I really feel for you! It’s a long time ago now but my MIL was similar. She couldn’t keep her thoughts to herself and thought she had a right to say anything she liked to me. DH told me to ignore her. He wouldn’t challenge her because she “had a hard life.” This was true but hard to tolerate. I tried to see her good points such as her generosity. She never visited without bringing flowers or cakes and truly loved all her family. The in laws were never good enough though. Shortly before she died she thanked me for being a good wife and mother so we parted on good terms. I advise you to to accept her for what she is and refuse to allow her to upset you.
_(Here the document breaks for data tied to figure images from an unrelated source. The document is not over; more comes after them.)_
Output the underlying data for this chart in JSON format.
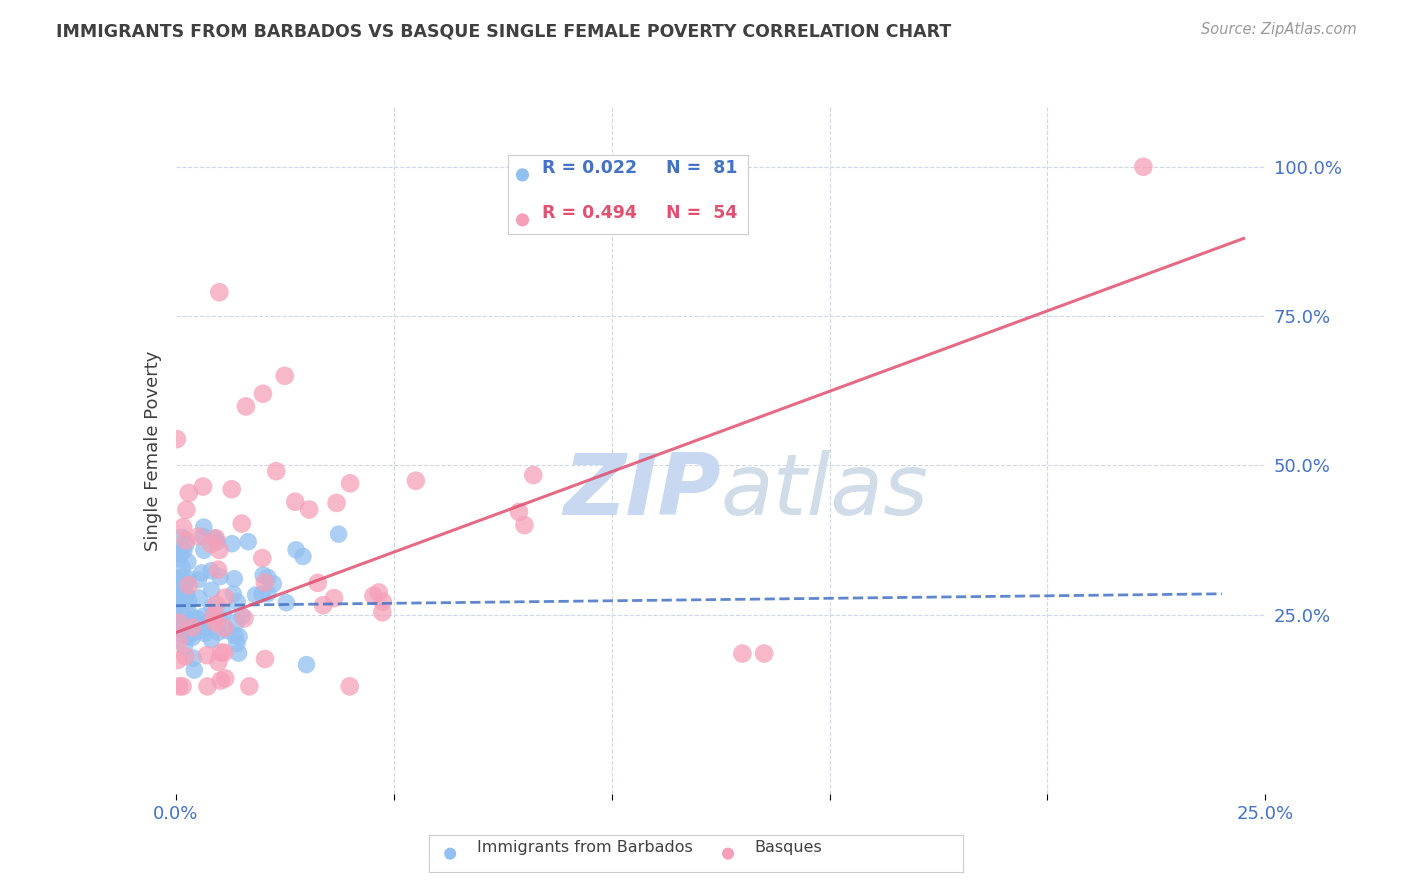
{
  "title": "IMMIGRANTS FROM BARBADOS VS BASQUE SINGLE FEMALE POVERTY CORRELATION CHART",
  "source": "Source: ZipAtlas.com",
  "ylabel": "Single Female Poverty",
  "yticks": [
    0.0,
    0.25,
    0.5,
    0.75,
    1.0
  ],
  "ytick_labels": [
    "",
    "25.0%",
    "50.0%",
    "75.0%",
    "100.0%"
  ],
  "xlim": [
    0.0,
    0.25
  ],
  "ylim": [
    -0.05,
    1.1
  ],
  "legend_r1": "R = 0.022",
  "legend_n1": "N =  81",
  "legend_r2": "R = 0.494",
  "legend_n2": "N =  54",
  "blue_color": "#92c0f0",
  "pink_color": "#f5a0b8",
  "trendline_blue_color": "#4472c4",
  "trendline_pink_color": "#e05070",
  "watermark_color": "#c8d8f0",
  "background_color": "#ffffff",
  "grid_color": "#d0d8e8",
  "axis_label_color": "#4472c4",
  "title_color": "#404040",
  "seed": 99,
  "n_blue": 81,
  "n_pink": 54,
  "blue_trend_x": [
    0.0,
    0.24
  ],
  "blue_trend_y": [
    0.265,
    0.285
  ],
  "pink_trend_x": [
    0.0,
    0.245
  ],
  "pink_trend_y": [
    0.22,
    0.88
  ]
}
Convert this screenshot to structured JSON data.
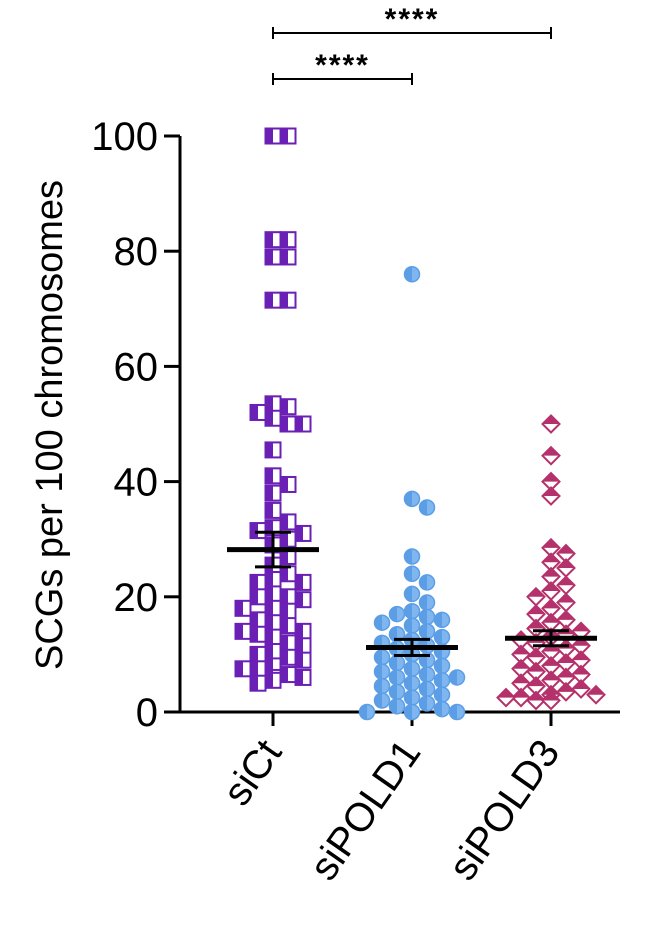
{
  "chart_data": {
    "type": "scatter",
    "ylabel": "SCGs per 100 chromosomes",
    "ylim": [
      0,
      100
    ],
    "yticks": [
      "0",
      "20",
      "40",
      "60",
      "80",
      "100"
    ],
    "categories": [
      "siCt",
      "siPOLD1",
      "siPOLD3"
    ],
    "series": [
      {
        "category": "siCt",
        "marker": "half-square",
        "color": "#6a1fb5",
        "mean": 28.2,
        "sem": 3.0,
        "values": [
          100,
          100,
          82,
          82,
          79,
          79,
          71.5,
          71.5,
          53.5,
          53,
          52,
          51,
          50,
          50,
          45.5,
          41,
          39.5,
          38,
          35,
          33,
          32,
          31.5,
          31,
          30,
          29,
          27,
          25.5,
          24,
          23,
          22.5,
          22.5,
          20.5,
          20,
          20,
          19.5,
          18,
          18,
          17.5,
          16,
          15.5,
          15,
          14,
          14,
          13.5,
          13,
          12,
          11.5,
          10.5,
          10,
          9.5,
          9,
          8,
          7.5,
          7.5,
          6.5,
          6,
          6,
          5.5,
          5
        ]
      },
      {
        "category": "siPOLD1",
        "marker": "half-circle",
        "color": "#5b9ee6",
        "mean": 11.2,
        "sem": 1.4,
        "values": [
          76,
          37,
          35.5,
          27,
          24,
          22.5,
          20.5,
          19,
          17.5,
          17,
          16.5,
          16,
          15.5,
          15,
          14,
          13.5,
          13,
          12.5,
          12,
          11.5,
          11,
          10.5,
          10,
          9.5,
          9,
          8.5,
          8,
          7.5,
          7,
          6.5,
          6,
          6,
          5.5,
          5,
          4.5,
          4,
          3.5,
          3,
          2.5,
          2,
          1.5,
          1,
          0.5,
          0,
          0,
          0
        ]
      },
      {
        "category": "siPOLD3",
        "marker": "half-diamond",
        "color": "#b5316b",
        "mean": 12.8,
        "sem": 1.3,
        "values": [
          50,
          44.5,
          40,
          37.5,
          28.5,
          27.5,
          26,
          25,
          23.5,
          22,
          21,
          20,
          19,
          18,
          17,
          16,
          15.5,
          14.5,
          14,
          13.5,
          13,
          12.5,
          12,
          11.5,
          11,
          10.5,
          10,
          9.5,
          9,
          8.5,
          8,
          7.5,
          7,
          6.5,
          6,
          5.5,
          5,
          4.5,
          4,
          3.5,
          3,
          3,
          2.5,
          2.5,
          2,
          2
        ]
      }
    ],
    "significance": [
      {
        "from": "siCt",
        "to": "siPOLD3",
        "label": "****"
      },
      {
        "from": "siCt",
        "to": "siPOLD1",
        "label": "****"
      }
    ]
  }
}
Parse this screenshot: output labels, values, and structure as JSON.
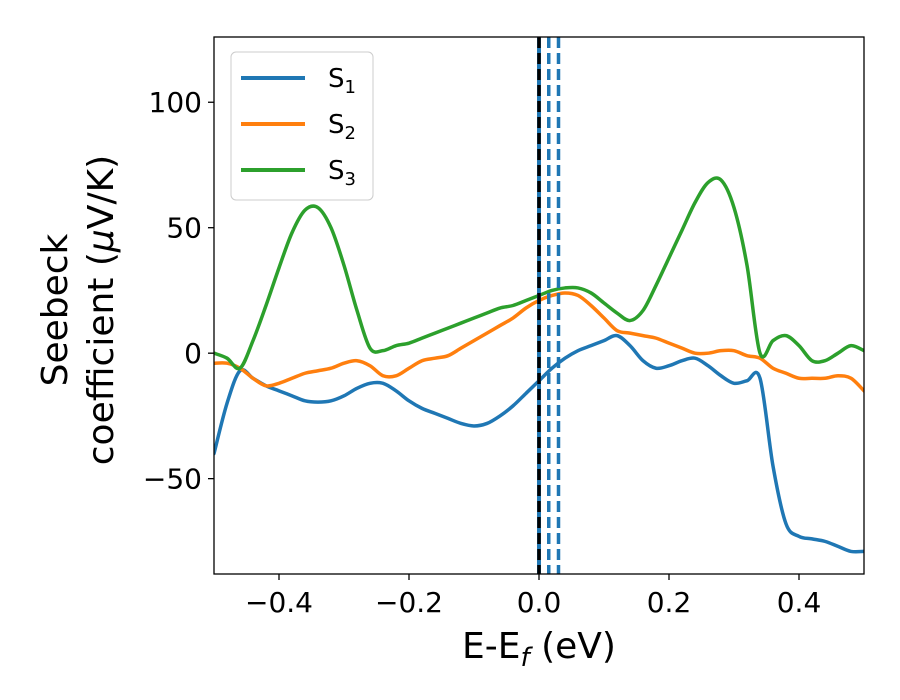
{
  "chart_data": {
    "type": "line",
    "title": "",
    "xlabel": {
      "main": "E-E",
      "sub": "f",
      "suffix": " (eV)"
    },
    "ylabel": {
      "line1": "Seebeck",
      "line2_main": "coefficient  (",
      "line2_greek": "μ",
      "line2_rest": "V/K)"
    },
    "xlim": [
      -0.5,
      0.5
    ],
    "ylim": [
      -88,
      126
    ],
    "xticks": [
      -0.4,
      -0.2,
      0.0,
      0.2,
      0.4
    ],
    "xtick_labels": [
      "−0.4",
      "−0.2",
      "0.0",
      "0.2",
      "0.4"
    ],
    "yticks": [
      -50,
      0,
      50,
      100
    ],
    "ytick_labels": [
      "−50",
      "0",
      "50",
      "100"
    ],
    "grid": false,
    "legend_position": "top-left",
    "series": [
      {
        "name": "S",
        "sub": "1",
        "color": "#1f77b4",
        "x": [
          -0.5,
          -0.48,
          -0.46,
          -0.44,
          -0.42,
          -0.4,
          -0.38,
          -0.36,
          -0.34,
          -0.32,
          -0.3,
          -0.28,
          -0.26,
          -0.24,
          -0.22,
          -0.2,
          -0.18,
          -0.16,
          -0.14,
          -0.12,
          -0.1,
          -0.08,
          -0.06,
          -0.04,
          -0.02,
          0.0,
          0.02,
          0.04,
          0.06,
          0.08,
          0.1,
          0.12,
          0.14,
          0.16,
          0.18,
          0.2,
          0.22,
          0.24,
          0.26,
          0.28,
          0.3,
          0.32,
          0.34,
          0.36,
          0.38,
          0.4,
          0.42,
          0.44,
          0.46,
          0.48,
          0.5
        ],
        "y": [
          -40,
          -20,
          -7,
          -10,
          -13,
          -15,
          -17,
          -19,
          -19.5,
          -19,
          -17,
          -14,
          -12,
          -12,
          -15,
          -19,
          -22,
          -24,
          -26,
          -28,
          -29,
          -28,
          -25,
          -21,
          -16,
          -11,
          -6,
          -2,
          1,
          3,
          5,
          7,
          3,
          -3,
          -6,
          -5,
          -3,
          -2,
          -5,
          -9,
          -12,
          -11,
          -10,
          -45,
          -68,
          -73,
          -74,
          -75,
          -77,
          -79,
          -79
        ]
      },
      {
        "name": "S",
        "sub": "2",
        "color": "#ff7f0e",
        "x": [
          -0.5,
          -0.48,
          -0.46,
          -0.44,
          -0.42,
          -0.4,
          -0.38,
          -0.36,
          -0.34,
          -0.32,
          -0.3,
          -0.28,
          -0.26,
          -0.24,
          -0.22,
          -0.2,
          -0.18,
          -0.16,
          -0.14,
          -0.12,
          -0.1,
          -0.08,
          -0.06,
          -0.04,
          -0.02,
          0.0,
          0.02,
          0.04,
          0.06,
          0.08,
          0.1,
          0.12,
          0.14,
          0.16,
          0.18,
          0.2,
          0.22,
          0.24,
          0.26,
          0.28,
          0.3,
          0.32,
          0.34,
          0.36,
          0.38,
          0.4,
          0.42,
          0.44,
          0.46,
          0.48,
          0.5
        ],
        "y": [
          -4,
          -4,
          -6,
          -10,
          -13,
          -12,
          -10,
          -8,
          -7,
          -6,
          -4,
          -3,
          -5,
          -9,
          -9,
          -6,
          -3,
          -2,
          -1,
          2,
          5,
          8,
          11,
          14,
          18,
          21,
          23,
          24,
          23,
          19,
          14,
          9,
          8,
          7,
          6,
          4,
          2,
          0,
          0,
          1,
          1,
          -1,
          -2,
          -6,
          -8,
          -10,
          -10,
          -10,
          -9,
          -10,
          -15
        ]
      },
      {
        "name": "S",
        "sub": "3",
        "color": "#2ca02c",
        "x": [
          -0.5,
          -0.48,
          -0.46,
          -0.44,
          -0.42,
          -0.4,
          -0.38,
          -0.36,
          -0.34,
          -0.32,
          -0.3,
          -0.28,
          -0.26,
          -0.24,
          -0.22,
          -0.2,
          -0.18,
          -0.16,
          -0.14,
          -0.12,
          -0.1,
          -0.08,
          -0.06,
          -0.04,
          -0.02,
          0.0,
          0.02,
          0.04,
          0.06,
          0.08,
          0.1,
          0.12,
          0.14,
          0.16,
          0.18,
          0.2,
          0.22,
          0.24,
          0.26,
          0.28,
          0.3,
          0.32,
          0.34,
          0.36,
          0.38,
          0.4,
          0.42,
          0.44,
          0.46,
          0.48,
          0.5
        ],
        "y": [
          0,
          -2,
          -6,
          5,
          19,
          34,
          48,
          57,
          58,
          50,
          35,
          17,
          2,
          1,
          3,
          4,
          6,
          8,
          10,
          12,
          14,
          16,
          18,
          19,
          21,
          23,
          25,
          26,
          26,
          24,
          20,
          16,
          13,
          17,
          27,
          38,
          49,
          60,
          68,
          69,
          58,
          35,
          0,
          5,
          7,
          3,
          -3,
          -3,
          0,
          3,
          1
        ]
      }
    ],
    "vlines": [
      {
        "x": 0.0,
        "color": "#000000",
        "style": "dashed",
        "underlay_color": "#1f77b4"
      },
      {
        "x": 0.015,
        "color": "#1f77b4",
        "style": "dashed"
      },
      {
        "x": 0.03,
        "color": "#1f77b4",
        "style": "dashed"
      }
    ]
  }
}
Your own stress levels will hopefully reduce.

Chewbacca Tue 01-Feb-22 17:21:44

You appear to have 2 problems: you have an interfering mother in law and an OH who doesn't back you up and minimises the behaviour of his mother. The first problem can be solved by ignoring her unsolicited advice and just carrying on with raising your children in your own way. Only you know the answer to the 2nd problem.

M0nica Tue 01-Feb-22 17:16:16

You have a problem, no doubt, but it does seem that your partner realises his mother is a pain in the proverbial and that is a long way to coping with a MiL like this.

My mother was always excellent with things like this, she either completely ignored the remarks and continued as if nothing had been said, made a vague mmmm noise or, if all else failed, responded by starting a conversation on a different subject that started with a question to the person. 'Have you seen what they are doing to the house down the road?'

You could try them, though whether they will work in a situation like this I am not sure.

Peasblossom Tue 01-Feb-22 17:13:51

I would have laughed and said “And I’ve seen pictures of you when you were young and pretty. But at least when this baby’s born I’ll be skinny again”. ?

My ex-MIL was a shocker, but I learned to give back as good as I got.

When she gave out unwanted advice (commands) I would laugh and say, “Yes well you have a baby, you can do that” as if everything she said was funny.

Funnily enough, when she became my ex we got on quite well and stayed in touch.